Des mères infectées par le SARS-CoV-2 pour 1,8 % des nouveau-nés
La cohorte d’étude comprend 88 159 nouveau-nés, dont 49 % de
filles ; 2 323 d’entre eux (1,8 %) sont nés d’une mère testée
positive au SARS-CoV-2. Le temps moyen entre positivité maternelle
et délivrance est estimé à 36 (5-85) jours. Parmi ces 2 323
enfants, 642 (28 %) avaient des mères testées positives à la
naissance (dans les 2 semaines précédant et les 2 jours suivant la
délivrance). Soixante-huit (2,9 %) sont nés de mères testées
positives dans la semaine suivant l’accouchement. Il n’a été
retrouvé aucune différence entre mères infectées ou non, pour l’âge
maternel, la parité, les comorbidités de base, le niveau
d’éducation, le mode de vie, le tabagisme maternel ou encore le
type d’accouchement. Par contre, une origine non scandinave, un
indice de masse corporelle élevé, une corticothérapie antérieure,
un accouchement dans un centre hospitalier pourvu de soins
intensifs néo-natals ont été significativement associés à une
positivité de la mère au SARS-CoV-2. Chez les nouveau-nés, il n’y
avait pas de différence quant aux scores d’Apgar inférieurs à 7 à
la 4e et 5e minutes
mais l’âge gestationnel et le poids de naissance étaient,
statistiquement, plus bas chez les nourrissons de mères testées
positives.
Légère augmentation de la morbidité néonatale
Après appariement, il est constaté davantage de ventilations
assistées au masques chez les nouveau-nés de mères positives (6,45
vs 5,1 % ; Odds ratio OR : 1,28 ; intervalle de confiance à
95 % IC : 1,05- 1,55), plus d’ intubations à la naissance (0,6
vs 0,3 % ; OR : 1,90 ; IC : 1,002- 3,59), plus d’admissions
en soins intensifs néonatals (11,7 vs 8,4 % ; OR : 1,47 ; IC
: 1,26- 1,70) de syndromes de détresse respiratoire aiguë (1,2
vs 0,5 % ; OR : 2,40 ; IC : 1,50- 3,84), davantage de
recours à une CPAP (4,9 vs 3,8 % ; OR : 1,32 ; IC : 1,06-
1,64). On relève également plus de ventilations au masque, de
détresses respiratoires, toutes étiologies confondues, de
persistances d’une hypertension artérielle pulmonaire, de mises
sous antibiothérapie et enfin plus d’hyperbilirubinémies
persistantes. A contrario, ni la mortalité (0,30 % vs 0,12 %
; OR : 2,55 ; IC : 0,99- 6,57), ni le taux d’allaitement au sein
(94,4 vs 95,1 % ; OR : 0,84 ; IC : 0,67-1,05), ni enfin la
durée d’hospitalisation en soins intensifs néo natals, en moyenne
de 6 jours, ne différèrent significativement. Il en est de même
quant au nombre d’encéphalopathies hypoxémiques-ischémiques, de
tachypnées transitoires ou d’aspiration de méconium. Vingt et un
(0,50 %) des 2 323 enfants de mères positives font eux-mêmes été
testés positifs en période néonatale, sans apparemment aucune
pathologie directement liée à la Covid-19.
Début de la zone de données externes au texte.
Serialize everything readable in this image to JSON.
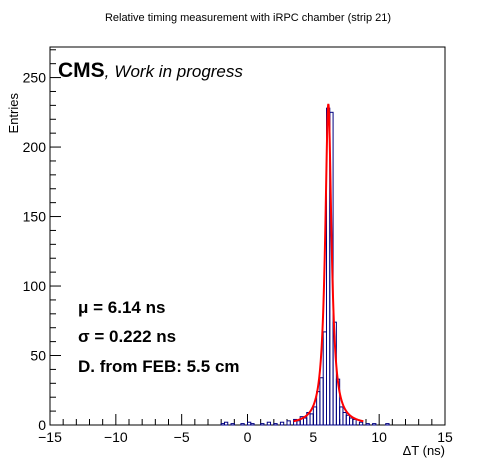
{
  "chart_data": {
    "type": "histogram",
    "title": "Relative timing measurement with iRPC chamber (strip 21)",
    "xlabel": "ΔT (ns)",
    "ylabel": "Entries",
    "xlim": [
      -15,
      15
    ],
    "ylim": [
      0,
      272
    ],
    "x_ticks": [
      -15,
      -10,
      -5,
      0,
      5,
      10,
      15
    ],
    "y_ticks": [
      0,
      50,
      100,
      150,
      200,
      250
    ],
    "histogram": {
      "bin_width": 0.25,
      "color": "#000080",
      "bins": [
        {
          "x": -2.0,
          "y": 1
        },
        {
          "x": -1.75,
          "y": 2
        },
        {
          "x": -1.25,
          "y": 1
        },
        {
          "x": -0.5,
          "y": 1
        },
        {
          "x": 0.0,
          "y": 2
        },
        {
          "x": 0.25,
          "y": 1
        },
        {
          "x": 1.0,
          "y": 1
        },
        {
          "x": 1.5,
          "y": 2
        },
        {
          "x": 2.0,
          "y": 1
        },
        {
          "x": 2.5,
          "y": 2
        },
        {
          "x": 3.0,
          "y": 3
        },
        {
          "x": 3.5,
          "y": 4
        },
        {
          "x": 3.75,
          "y": 3
        },
        {
          "x": 4.0,
          "y": 6
        },
        {
          "x": 4.25,
          "y": 5
        },
        {
          "x": 4.5,
          "y": 9
        },
        {
          "x": 4.75,
          "y": 8
        },
        {
          "x": 5.0,
          "y": 13
        },
        {
          "x": 5.25,
          "y": 24
        },
        {
          "x": 5.5,
          "y": 34
        },
        {
          "x": 5.75,
          "y": 67
        },
        {
          "x": 6.0,
          "y": 228
        },
        {
          "x": 6.25,
          "y": 225
        },
        {
          "x": 6.5,
          "y": 74
        },
        {
          "x": 6.75,
          "y": 33
        },
        {
          "x": 7.0,
          "y": 13
        },
        {
          "x": 7.25,
          "y": 9
        },
        {
          "x": 7.5,
          "y": 7
        },
        {
          "x": 7.75,
          "y": 5
        },
        {
          "x": 8.0,
          "y": 4
        },
        {
          "x": 8.5,
          "y": 2
        },
        {
          "x": 9.0,
          "y": 1
        },
        {
          "x": 9.5,
          "y": 1
        },
        {
          "x": 10.5,
          "y": 1
        }
      ]
    },
    "fit": {
      "type": "line",
      "color": "#ff0000",
      "mean": 6.14,
      "sigma": 0.222,
      "peak": 231,
      "x_range": [
        3.5,
        8.8
      ]
    },
    "annotations": {
      "cms": "CMS",
      "comma": ",",
      "work_in_progress": "Work in progress",
      "mu": "μ = 6.14 ns",
      "sigma": "σ = 0.222 ns",
      "feb_distance": "D. from FEB: 5.5 cm"
    }
  }
}
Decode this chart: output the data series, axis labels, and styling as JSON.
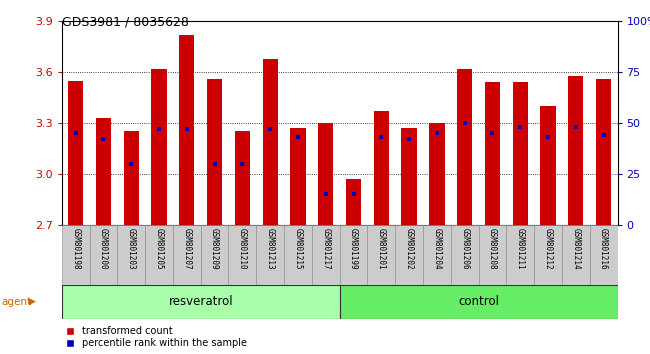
{
  "title": "GDS3981 / 8035628",
  "samples": [
    "GSM801198",
    "GSM801200",
    "GSM801203",
    "GSM801205",
    "GSM801207",
    "GSM801209",
    "GSM801210",
    "GSM801213",
    "GSM801215",
    "GSM801217",
    "GSM801199",
    "GSM801201",
    "GSM801202",
    "GSM801204",
    "GSM801206",
    "GSM801208",
    "GSM801211",
    "GSM801212",
    "GSM801214",
    "GSM801216"
  ],
  "transformed_counts": [
    3.55,
    3.33,
    3.25,
    3.62,
    3.82,
    3.56,
    3.25,
    3.68,
    3.27,
    3.3,
    2.97,
    3.37,
    3.27,
    3.3,
    3.62,
    3.54,
    3.54,
    3.4,
    3.58,
    3.56
  ],
  "percentile_ranks": [
    45,
    42,
    30,
    47,
    47,
    30,
    30,
    47,
    43,
    15,
    15,
    43,
    42,
    45,
    50,
    45,
    48,
    43,
    48,
    44
  ],
  "resveratrol_count": 10,
  "control_count": 10,
  "y_min": 2.7,
  "y_max": 3.9,
  "y_ticks_left": [
    2.7,
    3.0,
    3.3,
    3.6,
    3.9
  ],
  "y_ticks_right": [
    0,
    25,
    50,
    75,
    100
  ],
  "bar_color": "#cc0000",
  "marker_color": "#0000bb",
  "resveratrol_color": "#aaffaa",
  "control_color": "#66ee66",
  "agent_label_color": "#cc6600",
  "group_label_resveratrol": "resveratrol",
  "group_label_control": "control",
  "agent_label": "agent",
  "legend_bar": "transformed count",
  "legend_marker": "percentile rank within the sample",
  "tick_label_color_left": "#cc0000",
  "tick_label_color_right": "#0000bb"
}
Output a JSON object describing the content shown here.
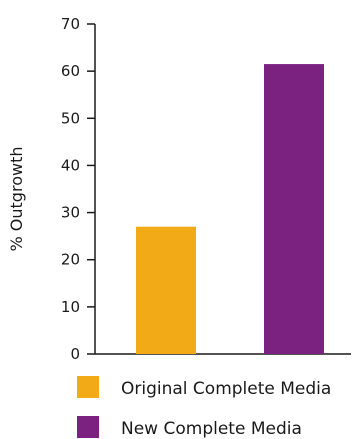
{
  "chart_data": {
    "type": "bar",
    "categories": [
      "Original Complete Media",
      "New Complete Media"
    ],
    "values": [
      27,
      61.5
    ],
    "colors": [
      "#f2ab16",
      "#7b2281"
    ],
    "ylabel": "% Outgrowth",
    "xlabel": "",
    "ylim": [
      0,
      70
    ],
    "yticks": [
      0,
      10,
      20,
      30,
      40,
      50,
      60,
      70
    ],
    "grid": false,
    "legend_position": "bottom",
    "legend": [
      {
        "label": "Original Complete Media",
        "color": "#f2ab16"
      },
      {
        "label": "New Complete Media",
        "color": "#7b2281"
      }
    ]
  }
}
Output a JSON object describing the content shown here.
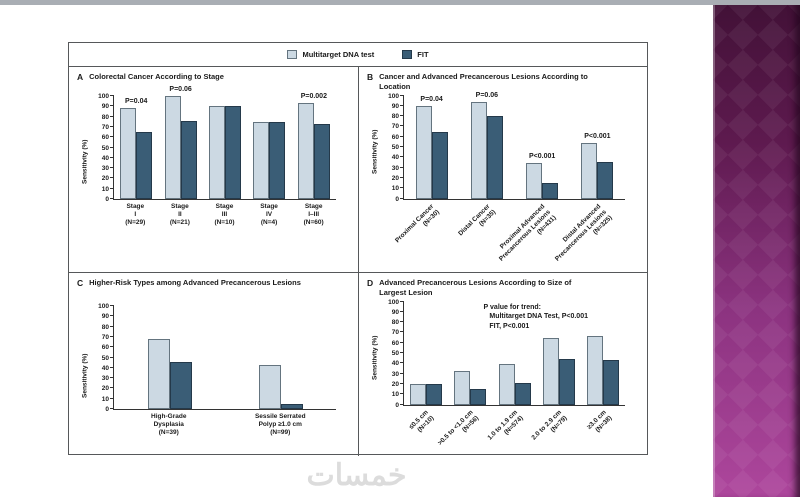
{
  "page": {
    "watermark": "خمسات"
  },
  "colors": {
    "dna_fill": "#ccd9e3",
    "dna_border": "#64747f",
    "fit_fill": "#3a5d76",
    "fit_border": "#24394a",
    "sidebar_top": "#421137",
    "sidebar_bottom": "#ad469c",
    "top_bar": "#a9aeb4",
    "watermark_gray": "#dcdcdc"
  },
  "legend": {
    "items": [
      {
        "label": "Multitarget DNA test",
        "color": "#ccd9e3",
        "border": "#64747f"
      },
      {
        "label": "FIT",
        "color": "#3a5d76",
        "border": "#24394a"
      }
    ]
  },
  "chart_data": [
    {
      "type": "bar",
      "panel": "A",
      "title": "Colorectal Cancer According to Stage",
      "ylabel": "Sensitivity (%)",
      "ylim": [
        0,
        100
      ],
      "ytick_step": 10,
      "legend_position": "top",
      "grid": false,
      "categories": [
        [
          "Stage",
          "I",
          "(N=29)"
        ],
        [
          "Stage",
          "II",
          "(N=21)"
        ],
        [
          "Stage",
          "III",
          "(N=10)"
        ],
        [
          "Stage",
          "IV",
          "(N=4)"
        ],
        [
          "Stage",
          "I–III",
          "(N=60)"
        ]
      ],
      "series": [
        {
          "name": "Multitarget DNA test",
          "values": [
            88,
            100,
            90,
            75,
            93
          ]
        },
        {
          "name": "FIT",
          "values": [
            65,
            76,
            90,
            75,
            73
          ]
        }
      ],
      "p_values": [
        "P=0.04",
        "P=0.06",
        "",
        "",
        "P=0.002"
      ]
    },
    {
      "type": "bar",
      "panel": "B",
      "title": "Cancer and Advanced Precancerous Lesions According to Location",
      "ylabel": "Sensitivity (%)",
      "ylim": [
        0,
        100
      ],
      "ytick_step": 10,
      "grid": false,
      "categories": [
        [
          "Proximal Cancer",
          "(N=30)"
        ],
        [
          "Distal Cancer",
          "(N=35)"
        ],
        [
          "Proximal Advanced",
          "Precancerous Lesions",
          "(N=431)"
        ],
        [
          "Distal Advanced",
          "Precancerous Lesions",
          "(N=325)"
        ]
      ],
      "series": [
        {
          "name": "Multitarget DNA test",
          "values": [
            90,
            94,
            34,
            54
          ]
        },
        {
          "name": "FIT",
          "values": [
            65,
            80,
            15,
            35
          ]
        }
      ],
      "p_values": [
        "P=0.04",
        "P=0.06",
        "P<0.001",
        "P<0.001"
      ]
    },
    {
      "type": "bar",
      "panel": "C",
      "title": "Higher-Risk Types among Advanced Precancerous Lesions",
      "ylabel": "Sensitivity (%)",
      "ylim": [
        0,
        100
      ],
      "ytick_step": 10,
      "grid": false,
      "categories": [
        [
          "High-Grade",
          "Dysplasia",
          "(N=39)"
        ],
        [
          "Sessile Serrated",
          "Polyp ≥1.0 cm",
          "(N=99)"
        ]
      ],
      "series": [
        {
          "name": "Multitarget DNA test",
          "values": [
            68,
            43
          ]
        },
        {
          "name": "FIT",
          "values": [
            46,
            5
          ]
        }
      ],
      "p_values": [
        "",
        ""
      ]
    },
    {
      "type": "bar",
      "panel": "D",
      "title": "Advanced Precancerous Lesions According to Size of Largest Lesion",
      "ylabel": "Sensitivity (%)",
      "ylim": [
        0,
        100
      ],
      "ytick_step": 10,
      "grid": false,
      "categories": [
        [
          "≤0.5 cm",
          "(N=10)"
        ],
        [
          ">0.5 to <1.0 cm",
          "(N=56)"
        ],
        [
          "1.0 to 1.9 cm",
          "(N=574)"
        ],
        [
          "2.0 to 2.9 cm",
          "(N=79)"
        ],
        [
          "≥3.0 cm",
          "(N=38)"
        ]
      ],
      "series": [
        {
          "name": "Multitarget DNA test",
          "values": [
            20,
            33,
            39,
            65,
            67
          ]
        },
        {
          "name": "FIT",
          "values": [
            20,
            15,
            21,
            44,
            43
          ]
        }
      ],
      "p_values": [
        "",
        "",
        "",
        "",
        ""
      ],
      "annotation": [
        "P value for trend:",
        "   Multitarget DNA Test, P<0.001",
        "   FIT, P<0.001"
      ]
    }
  ]
}
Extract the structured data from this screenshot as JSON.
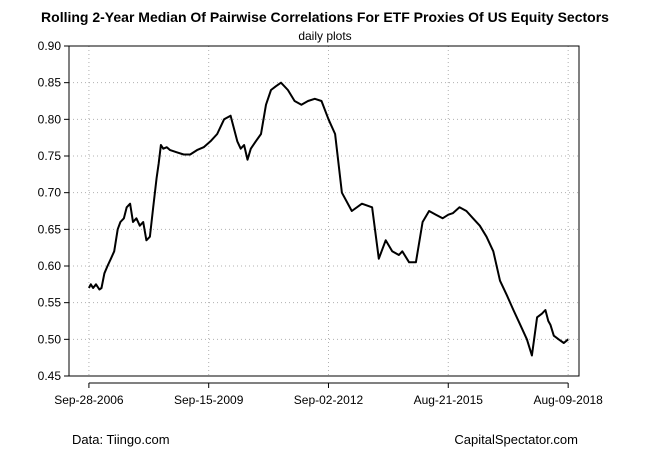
{
  "chart_data": {
    "type": "line",
    "title": "Rolling 2-Year Median Of Pairwise Correlations For ETF Proxies Of US Equity Sectors",
    "subtitle": "daily plots",
    "xlabel": "",
    "ylabel": "",
    "x_ticks": [
      "Sep-28-2006",
      "Sep-15-2009",
      "Sep-02-2012",
      "Aug-21-2015",
      "Aug-09-2018"
    ],
    "y_ticks": [
      "0.45",
      "0.50",
      "0.55",
      "0.60",
      "0.65",
      "0.70",
      "0.75",
      "0.80",
      "0.85",
      "0.90"
    ],
    "xlim": [
      "2006-04-01",
      "2018-11-15"
    ],
    "ylim": [
      0.45,
      0.9
    ],
    "grid": true,
    "series": [
      {
        "color": "#000000",
        "x": [
          "2006-09-28",
          "2006-10-15",
          "2006-11-05",
          "2006-12-01",
          "2007-01-01",
          "2007-01-20",
          "2007-02-15",
          "2007-03-15",
          "2007-04-15",
          "2007-05-15",
          "2007-06-15",
          "2007-07-10",
          "2007-08-10",
          "2007-09-05",
          "2007-10-05",
          "2007-11-01",
          "2007-12-01",
          "2008-01-01",
          "2008-02-01",
          "2008-03-01",
          "2008-04-01",
          "2008-05-01",
          "2008-06-01",
          "2008-06-20",
          "2008-07-10",
          "2008-08-01",
          "2008-09-01",
          "2008-10-01",
          "2008-12-01",
          "2009-02-01",
          "2009-04-01",
          "2009-06-01",
          "2009-08-01",
          "2009-10-01",
          "2009-12-01",
          "2010-02-01",
          "2010-04-01",
          "2010-06-01",
          "2010-07-01",
          "2010-08-01",
          "2010-09-01",
          "2010-10-01",
          "2010-11-15",
          "2011-01-01",
          "2011-02-15",
          "2011-04-01",
          "2011-05-15",
          "2011-07-01",
          "2011-09-01",
          "2011-11-01",
          "2012-01-01",
          "2012-03-01",
          "2012-05-01",
          "2012-07-01",
          "2012-09-02",
          "2012-11-01",
          "2013-01-01",
          "2013-04-01",
          "2013-07-01",
          "2013-10-01",
          "2013-12-01",
          "2014-02-01",
          "2014-04-01",
          "2014-06-01",
          "2014-07-01",
          "2014-09-01",
          "2014-11-01",
          "2015-01-01",
          "2015-03-01",
          "2015-05-01",
          "2015-07-01",
          "2015-08-21",
          "2015-10-01",
          "2015-12-01",
          "2016-02-01",
          "2016-04-01",
          "2016-06-01",
          "2016-08-01",
          "2016-10-01",
          "2016-12-01",
          "2017-02-01",
          "2017-04-01",
          "2017-06-01",
          "2017-08-01",
          "2017-09-15",
          "2017-11-01",
          "2017-12-15",
          "2018-01-15",
          "2018-02-10",
          "2018-03-01",
          "2018-04-01",
          "2018-05-15",
          "2018-07-01",
          "2018-08-09"
        ],
        "y": [
          0.57,
          0.575,
          0.57,
          0.575,
          0.568,
          0.57,
          0.59,
          0.6,
          0.61,
          0.62,
          0.65,
          0.66,
          0.665,
          0.68,
          0.685,
          0.66,
          0.665,
          0.655,
          0.66,
          0.635,
          0.64,
          0.68,
          0.72,
          0.74,
          0.765,
          0.76,
          0.762,
          0.758,
          0.755,
          0.752,
          0.752,
          0.758,
          0.762,
          0.77,
          0.78,
          0.8,
          0.805,
          0.77,
          0.76,
          0.765,
          0.745,
          0.76,
          0.77,
          0.78,
          0.82,
          0.84,
          0.845,
          0.85,
          0.84,
          0.825,
          0.82,
          0.825,
          0.828,
          0.825,
          0.8,
          0.78,
          0.7,
          0.675,
          0.685,
          0.68,
          0.61,
          0.635,
          0.62,
          0.615,
          0.62,
          0.605,
          0.605,
          0.66,
          0.675,
          0.67,
          0.665,
          0.67,
          0.672,
          0.68,
          0.675,
          0.665,
          0.655,
          0.64,
          0.62,
          0.58,
          0.56,
          0.54,
          0.52,
          0.5,
          0.478,
          0.53,
          0.535,
          0.54,
          0.525,
          0.52,
          0.505,
          0.5,
          0.495,
          0.5
        ]
      }
    ]
  },
  "footer": {
    "left": "Data: Tiingo.com",
    "right": "CapitalSpectator.com"
  }
}
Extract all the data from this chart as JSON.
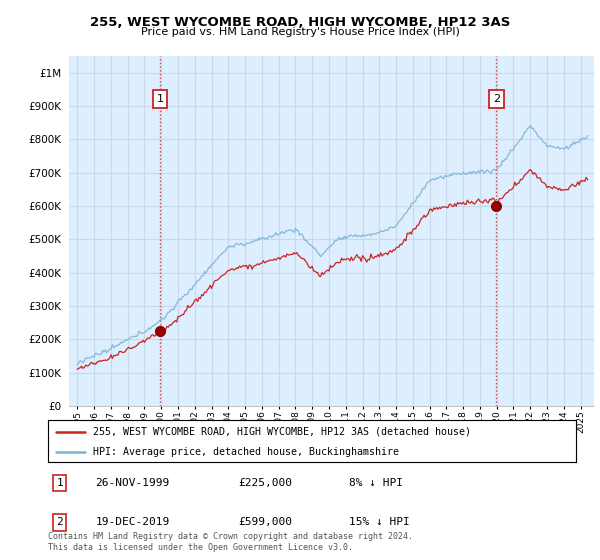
{
  "title": "255, WEST WYCOMBE ROAD, HIGH WYCOMBE, HP12 3AS",
  "subtitle": "Price paid vs. HM Land Registry's House Price Index (HPI)",
  "ytick_values": [
    0,
    100000,
    200000,
    300000,
    400000,
    500000,
    600000,
    700000,
    800000,
    900000,
    1000000
  ],
  "ylim": [
    0,
    1050000
  ],
  "hpi_color": "#7ab3d4",
  "price_color": "#cc2222",
  "vline_color": "#cc4444",
  "grid_color": "#c8d8e8",
  "bg_color": "#ddeeff",
  "sale1_x": 1999.92,
  "sale1_y": 225000,
  "sale2_x": 2019.97,
  "sale2_y": 599000,
  "legend_entry1": "255, WEST WYCOMBE ROAD, HIGH WYCOMBE, HP12 3AS (detached house)",
  "legend_entry2": "HPI: Average price, detached house, Buckinghamshire",
  "table_row1": [
    "1",
    "26-NOV-1999",
    "£225,000",
    "8% ↓ HPI"
  ],
  "table_row2": [
    "2",
    "19-DEC-2019",
    "£599,000",
    "15% ↓ HPI"
  ],
  "footnote": "Contains HM Land Registry data © Crown copyright and database right 2024.\nThis data is licensed under the Open Government Licence v3.0.",
  "xlim_start": 1994.5,
  "xlim_end": 2025.8
}
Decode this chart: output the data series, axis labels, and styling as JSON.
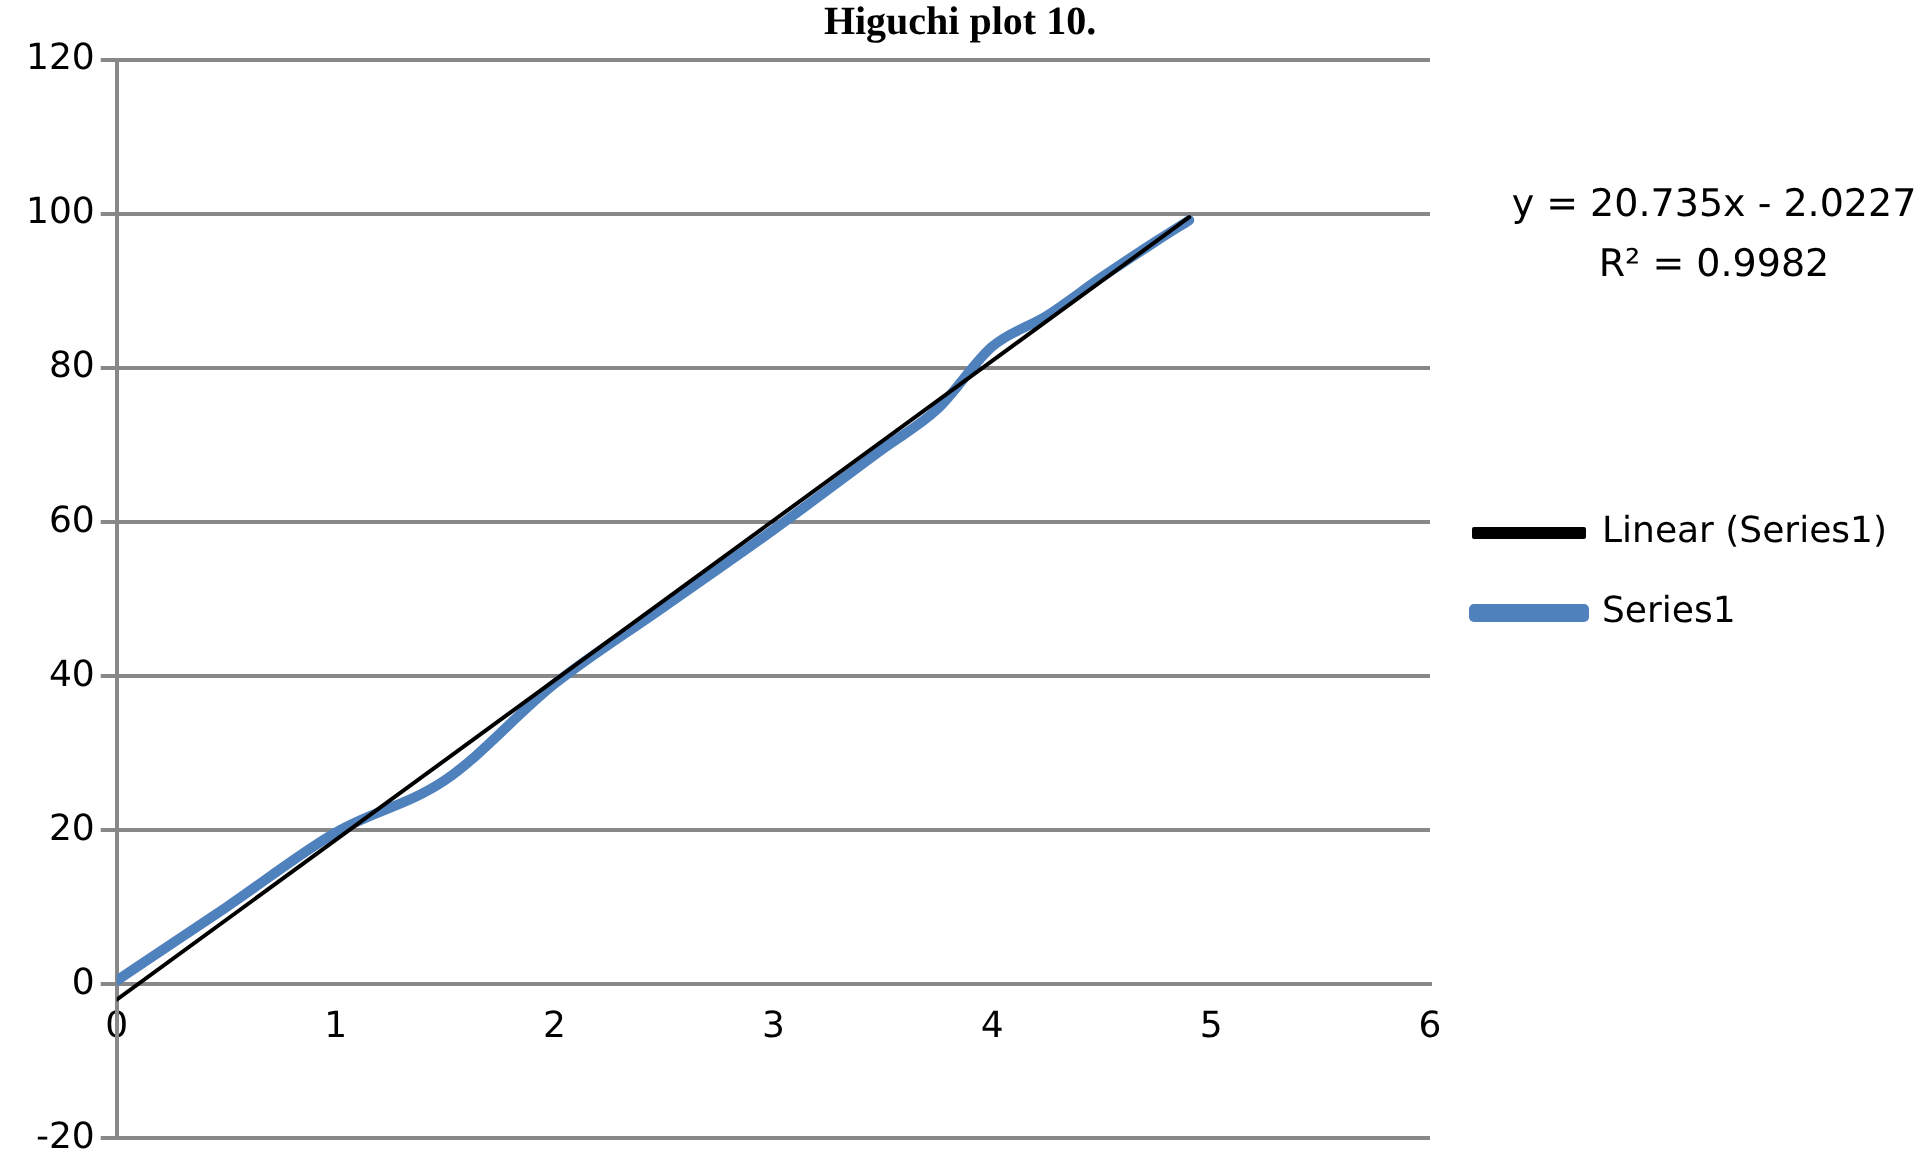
{
  "chart_data": {
    "type": "line",
    "title": "Higuchi plot 10.",
    "x": [
      0,
      0.5,
      1,
      1.5,
      2,
      2.5,
      3,
      3.5,
      3.75,
      4,
      4.25,
      4.5,
      4.75,
      4.9
    ],
    "series": [
      {
        "name": "Series1",
        "color": "#4f81bd",
        "values": [
          0.5,
          10,
          19.7,
          26.5,
          39,
          49,
          59,
          69.5,
          74.7,
          82.8,
          86.8,
          91.8,
          96.5,
          99.2
        ]
      },
      {
        "name": "Linear (Series1)",
        "type": "line",
        "color": "#000000",
        "x": [
          0,
          4.9
        ],
        "values": [
          -2,
          99.6
        ]
      }
    ],
    "xlim": [
      0,
      6
    ],
    "xticks": [
      0,
      1,
      2,
      3,
      4,
      5,
      6
    ],
    "ylim": [
      -20,
      120
    ],
    "yticks": [
      -20,
      0,
      20,
      40,
      60,
      80,
      100,
      120
    ],
    "grid": "y",
    "legend": "right",
    "marker": "none",
    "line_style": "solid",
    "annotations": [
      "y = 20.735x - 2.0227",
      "R² = 0.9982"
    ]
  }
}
De cette cohorte suédoise d’envergure nationale, il ressort
qu’une positivité maternelle au SARS-CoV-2 est associée à un risque
accru de morbidité chez le nouveau-né. Dans la littérature, 77
publications, émanant principalement de Chine, des USA et d’Europe
avaient fait état d’un taux de mortalité de 0,5 % chez les enfants
nés de mère Covid +, sans toutefois de décès liés directement à
cette infection mais avec un lien établi avec un nombre plus élevé
d’admissions en secteur de soins intensifs néonatals. De l’étude de
cette cohorte, comme de celles antérieurement publiées, il apparaît
qu’une naissance avant terme est un facteur important dans
l’association SARS-CoV-2 maternel et morbidité respiratoire du
nouveau-né. Il faut, à l’inverse, bien noter que la grande majorité
des nouveau-nés de mère Covid + sont restés négatifs en post
partum, témoignant donc d’une faible contamination virale durant
cette période et rendant inutiles des mesures telles que séparation
mère-enfant ou non allaitement au sein.